Lost donations – seeing a large volume of donations come in may initially excite you. Our campaign finally went viral! But if these end up being the result of a targeted attack, then the revenue you may be expecting suddenly disappearing can be a real disappointment. One nonprofit experienced a loss of over $170,000 because of this.
Staff time – when I needed to get the money returned to my personal account, I had to make three different phone calls due to the rolling nature of processing dates. Imagine the time it would take your organization dealing with hundreds of charges and trying to explain what happened. Your time is valuable and dealing with fraud isn’t a good use of it.

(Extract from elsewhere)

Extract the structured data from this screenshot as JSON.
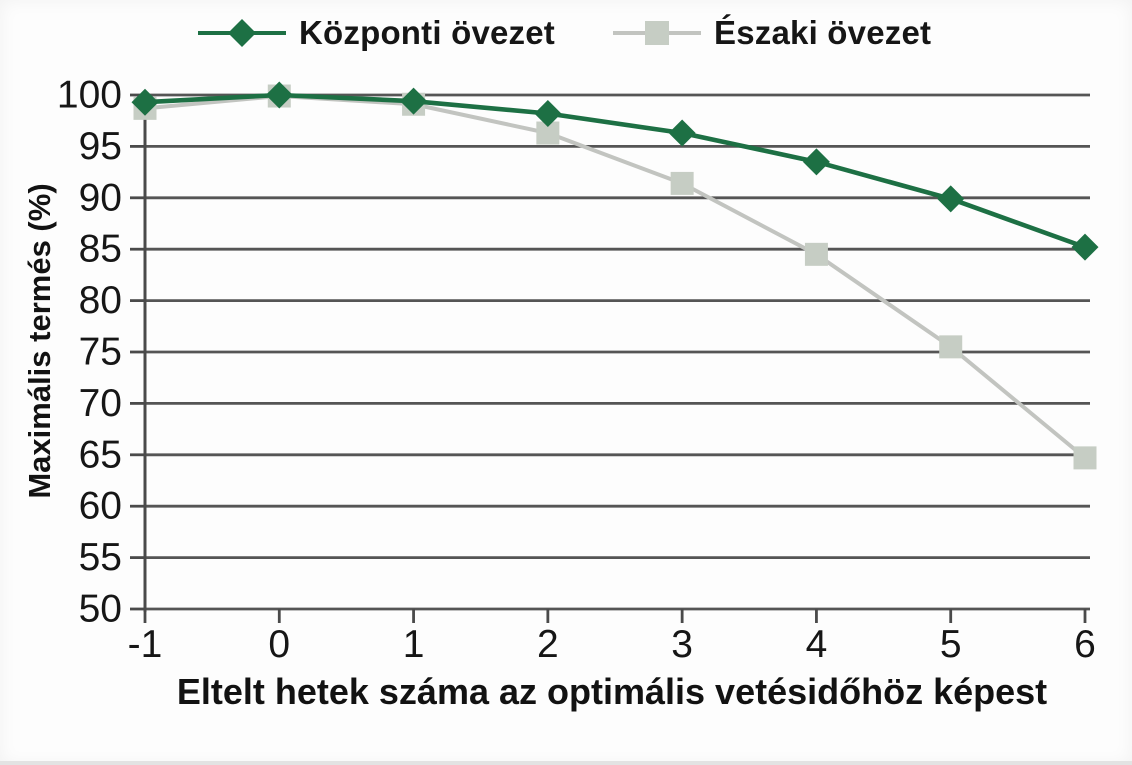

Damaged credibility – that poor nonprofit that kicked off my problems? While I personally understand it isn’t their fault, the average person might not be so forgiving and word of mouth that your organization isn’t secure with online donations can be extremely damaging in the long run.
What can my nonprofit do?
Even though the only sure fire way to not have online credit card fraud occur is not to offer online donations, that just isn’t realistic. The reality is that online donations are growing every year and are an important strategy for an organization’s growth. Being able to offer recurring options are vital to creating a sustaining donors program, for instance. So what options do you have?
Set a minimum donation amount – many fraudulent transactions occur with donations that are only a few cents to perhaps something under $5. Consider establishing a minimum donation amount of $10 to ensure that robots are deterred from using your form. Be warned that this may deter those who want to give a smaller amount.
Be legally compliant – knowing the ins and outs of charitable compliance procedures will ensure that you have a legal cover for any fraud issues that may occur with your organization. If a major issue occurs that requires a federal or state agency to examine your practices, the absolute last thing you want is to also deal with the legal problems of your legitimate appeals.
Invest in technology – when researching vendors for your online fundraising offerings, do your due diligence and ask them about their fraud protection measures for both making donations as well as stopping fraudulent transactions from occurring. When we built out our payment processing solution, we worked with the best technology on the market when it came to fraud protection as well as creating internal controls within NeonCRM itself. Ensure your provider has done the same.